Przezorność, oczywiście, nie zawadzi, ale świeżo nawróceni pesymiści się mylą – ani Grecja nie wyjdzie ze strefy euro, ani ta się nie rozpadnie.
Papierowe waluty upadały dotąd tylko, gdy posługujący się nimi obywatele tracili do nich zaufanie i porzucali krajowe aktywa finansowe na rzecz dewiz i dóbr fizycznych. Zaufanie do euro jako pieniądza cały czas jest jednak niepodważalne – nawet Grecy masowo akumulują właśnie kolorowe europejskie banknoty, nie ufając temu, czy?nowy rząd aby nie dobierze się do ich kont bankowych. Aż 78 proc. z nich opowiada się za utrzymaniem wspólnej waluty. Dlaczego zatem mówi się o opuszczeniu przez Grecję strefy euro?
Wydaje się, że ewentualny powrót do waluty narodowej jest ubocznym efektem dwóch procesów. Pierwszym jest odcięcie rządu greckiego od pożyczek z UE i MFW, co jest nieuchronne, jeśli nowo wybrany parlament nie zgodzi się na wprowadzenie obiecanych 11?mld euro oszczędności. Drugim jest wspomniany proces zamieniania depozytów bankowych na gotówkę, czyli postępujący run na greckie banki. Normalnie nawet masowa zamiana lokat na banknoty nie jest dla systemu bankowego bardzo groźna. Przeżywającym oblężenie bankom pożycza bowiem bank centralny. Warunek jest tylko jeden – bank dotknięty runem musi być wypłacalny; jego zobowiązania muszą być mniejsze niż wartość aktywów. Spełnienie tego wymagania jest względnie łatwe – gdy bowiem w systemie pojawiają się banki będące bankrutami, do akcji wkracza rząd i je dokapitalizowuje, uzupełniając brakującą różnicę między zobowiązaniami a aktywami.
W tym momencie dochodzimy do sedna problemu: rządu greckiego nie stać na znacjonalizowanie swoich banków i jeśli nie dostanie na to finansowania z zewnątrz, EBC odetnie niewypłacalne instytucje finansowe od gotówki. W praktyce oznaczałoby to utratę płynności przez prawie wszystkie greckie banki, gdyż co najmniej od wymuszonego w marcu układu z wierzycielami są one niewypłacalne. Czy z tej sytuacji jest wyjście inne niż przymusowa zamiana aktywów i zobowiązań z euro na drachmy, a więc wyjście ze wspólnego obszaru walutowego?
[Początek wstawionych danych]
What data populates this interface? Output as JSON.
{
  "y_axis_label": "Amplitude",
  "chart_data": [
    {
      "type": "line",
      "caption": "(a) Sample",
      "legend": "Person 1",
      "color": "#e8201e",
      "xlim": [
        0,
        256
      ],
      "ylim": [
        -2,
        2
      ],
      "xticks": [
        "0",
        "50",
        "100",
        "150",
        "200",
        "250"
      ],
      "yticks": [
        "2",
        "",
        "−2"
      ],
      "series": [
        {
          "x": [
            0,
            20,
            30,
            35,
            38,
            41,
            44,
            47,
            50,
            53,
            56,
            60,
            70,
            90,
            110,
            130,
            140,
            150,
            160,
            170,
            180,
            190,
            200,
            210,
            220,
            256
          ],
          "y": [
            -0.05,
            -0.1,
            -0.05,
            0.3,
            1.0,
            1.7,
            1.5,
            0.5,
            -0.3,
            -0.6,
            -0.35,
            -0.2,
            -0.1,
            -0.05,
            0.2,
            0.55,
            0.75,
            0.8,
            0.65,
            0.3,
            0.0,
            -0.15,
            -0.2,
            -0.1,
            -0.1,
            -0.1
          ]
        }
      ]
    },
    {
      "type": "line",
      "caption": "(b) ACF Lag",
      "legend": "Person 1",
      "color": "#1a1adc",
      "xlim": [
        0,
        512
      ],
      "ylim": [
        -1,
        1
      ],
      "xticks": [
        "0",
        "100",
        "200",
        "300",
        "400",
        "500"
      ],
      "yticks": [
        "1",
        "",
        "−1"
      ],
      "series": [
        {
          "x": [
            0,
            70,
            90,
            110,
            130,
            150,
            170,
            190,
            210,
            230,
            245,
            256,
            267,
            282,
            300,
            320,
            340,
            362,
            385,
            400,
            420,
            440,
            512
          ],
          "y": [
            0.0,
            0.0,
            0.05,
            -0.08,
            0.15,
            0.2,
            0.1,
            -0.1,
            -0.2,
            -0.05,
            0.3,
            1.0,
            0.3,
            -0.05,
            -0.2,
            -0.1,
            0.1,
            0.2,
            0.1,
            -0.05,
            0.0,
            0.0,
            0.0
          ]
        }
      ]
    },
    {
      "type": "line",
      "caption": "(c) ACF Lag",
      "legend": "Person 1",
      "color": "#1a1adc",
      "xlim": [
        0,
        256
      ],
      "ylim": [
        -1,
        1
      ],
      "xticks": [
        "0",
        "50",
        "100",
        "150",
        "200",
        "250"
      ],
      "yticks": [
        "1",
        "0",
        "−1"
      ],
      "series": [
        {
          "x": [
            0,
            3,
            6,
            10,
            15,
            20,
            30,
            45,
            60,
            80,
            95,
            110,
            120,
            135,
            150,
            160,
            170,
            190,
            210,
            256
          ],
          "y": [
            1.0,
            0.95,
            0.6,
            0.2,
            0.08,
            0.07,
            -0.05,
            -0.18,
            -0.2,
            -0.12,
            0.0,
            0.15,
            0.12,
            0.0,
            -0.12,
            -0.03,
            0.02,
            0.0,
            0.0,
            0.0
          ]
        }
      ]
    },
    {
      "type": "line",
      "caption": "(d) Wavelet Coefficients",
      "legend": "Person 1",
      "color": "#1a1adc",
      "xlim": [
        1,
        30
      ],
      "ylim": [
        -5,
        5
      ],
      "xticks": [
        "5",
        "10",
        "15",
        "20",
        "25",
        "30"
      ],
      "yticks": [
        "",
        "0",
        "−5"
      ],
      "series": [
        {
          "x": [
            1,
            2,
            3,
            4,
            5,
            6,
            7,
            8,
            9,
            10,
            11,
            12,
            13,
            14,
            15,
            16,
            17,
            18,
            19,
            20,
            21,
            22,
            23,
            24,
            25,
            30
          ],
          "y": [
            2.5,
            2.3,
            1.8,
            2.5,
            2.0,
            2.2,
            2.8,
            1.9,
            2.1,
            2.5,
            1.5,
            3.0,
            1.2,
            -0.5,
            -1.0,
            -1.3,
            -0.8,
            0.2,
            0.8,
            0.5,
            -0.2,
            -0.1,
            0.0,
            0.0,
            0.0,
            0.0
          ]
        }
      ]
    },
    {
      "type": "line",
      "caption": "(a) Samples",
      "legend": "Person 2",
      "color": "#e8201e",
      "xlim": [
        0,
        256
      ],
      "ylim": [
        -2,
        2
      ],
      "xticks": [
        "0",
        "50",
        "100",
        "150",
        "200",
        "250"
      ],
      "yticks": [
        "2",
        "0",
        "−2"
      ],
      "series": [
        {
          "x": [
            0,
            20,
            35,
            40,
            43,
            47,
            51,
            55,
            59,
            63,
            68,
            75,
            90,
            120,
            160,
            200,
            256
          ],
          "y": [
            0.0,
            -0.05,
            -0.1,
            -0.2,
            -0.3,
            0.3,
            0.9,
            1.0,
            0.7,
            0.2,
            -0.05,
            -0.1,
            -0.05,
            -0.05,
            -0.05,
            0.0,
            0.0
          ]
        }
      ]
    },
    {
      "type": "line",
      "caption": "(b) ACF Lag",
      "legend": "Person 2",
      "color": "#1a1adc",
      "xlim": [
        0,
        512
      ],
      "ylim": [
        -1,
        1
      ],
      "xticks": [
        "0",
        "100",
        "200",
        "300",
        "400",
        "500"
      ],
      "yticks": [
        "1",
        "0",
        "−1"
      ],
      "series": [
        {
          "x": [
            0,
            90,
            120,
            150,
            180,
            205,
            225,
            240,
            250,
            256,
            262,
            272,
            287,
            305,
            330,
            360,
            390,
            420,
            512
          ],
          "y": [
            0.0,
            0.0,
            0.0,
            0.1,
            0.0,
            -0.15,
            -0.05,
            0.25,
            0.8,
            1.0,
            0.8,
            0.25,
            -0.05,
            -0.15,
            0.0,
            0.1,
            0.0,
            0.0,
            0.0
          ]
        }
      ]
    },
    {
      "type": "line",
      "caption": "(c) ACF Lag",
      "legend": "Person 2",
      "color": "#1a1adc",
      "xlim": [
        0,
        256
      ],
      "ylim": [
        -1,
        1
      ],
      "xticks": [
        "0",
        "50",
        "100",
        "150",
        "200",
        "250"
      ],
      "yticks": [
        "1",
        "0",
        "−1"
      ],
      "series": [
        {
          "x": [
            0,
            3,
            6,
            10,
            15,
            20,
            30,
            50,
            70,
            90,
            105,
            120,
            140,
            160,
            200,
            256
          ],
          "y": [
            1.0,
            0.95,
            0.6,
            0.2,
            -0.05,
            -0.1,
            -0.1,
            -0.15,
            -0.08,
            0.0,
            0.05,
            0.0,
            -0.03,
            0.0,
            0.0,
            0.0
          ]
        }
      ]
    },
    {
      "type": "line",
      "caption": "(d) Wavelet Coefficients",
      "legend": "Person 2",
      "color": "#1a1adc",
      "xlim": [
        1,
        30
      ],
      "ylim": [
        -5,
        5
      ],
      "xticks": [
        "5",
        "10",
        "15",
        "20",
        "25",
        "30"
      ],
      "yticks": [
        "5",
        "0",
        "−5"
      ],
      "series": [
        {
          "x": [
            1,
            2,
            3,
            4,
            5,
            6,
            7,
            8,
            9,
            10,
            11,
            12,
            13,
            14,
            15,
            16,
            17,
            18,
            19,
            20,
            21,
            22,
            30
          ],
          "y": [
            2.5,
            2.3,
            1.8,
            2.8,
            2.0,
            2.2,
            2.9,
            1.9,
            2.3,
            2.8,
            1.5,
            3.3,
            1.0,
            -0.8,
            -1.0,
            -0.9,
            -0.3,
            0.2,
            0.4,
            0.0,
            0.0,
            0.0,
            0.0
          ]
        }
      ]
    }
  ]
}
Moim zdaniem jedyny sposób to jak najszybsze dokapitalizowanie greckich banków środkami Europejskiego Mechanizmu Stabilności Finansowej, czyli de facto nacjonalizacja ich przez Komisję Europejską (lub inne stosowne ciało unijne). Choć zawiadywanie sektorem bankowym przez ponadnarodowe ciało nie ma precedensu, w obliczu powtórnie niekorzystnego wyniku wyborów możemy być świadkami wprowadzenia w życie takiego nietypowego pomysłu. Rząd grecki, nawet skrajnie lewicowy, sprzyjałby temu rozwiązaniu ze względu na gwarancję stabilności systemu finansowego, która szłaby z nim w parze. Przywrócenie zaufania do banków i umożliwienie im kredytowania gospodarki jest przecież niezbędnym elementem jakiegokolwiek sensownego programu gospodarczego. Z kolei przywódcy UE mogliby względnie tanio (za około 50 miliardów euro) kupić zaufanie do greckich, a pośrednio także hiszpańskich i włoskich banków. Oddzielenie kwestii wspólnej waluty od problemów finansów publicznych leży więc w interesie wszystkich. To powinno wystarczyć, by zawrzeć rozsądny kompromis.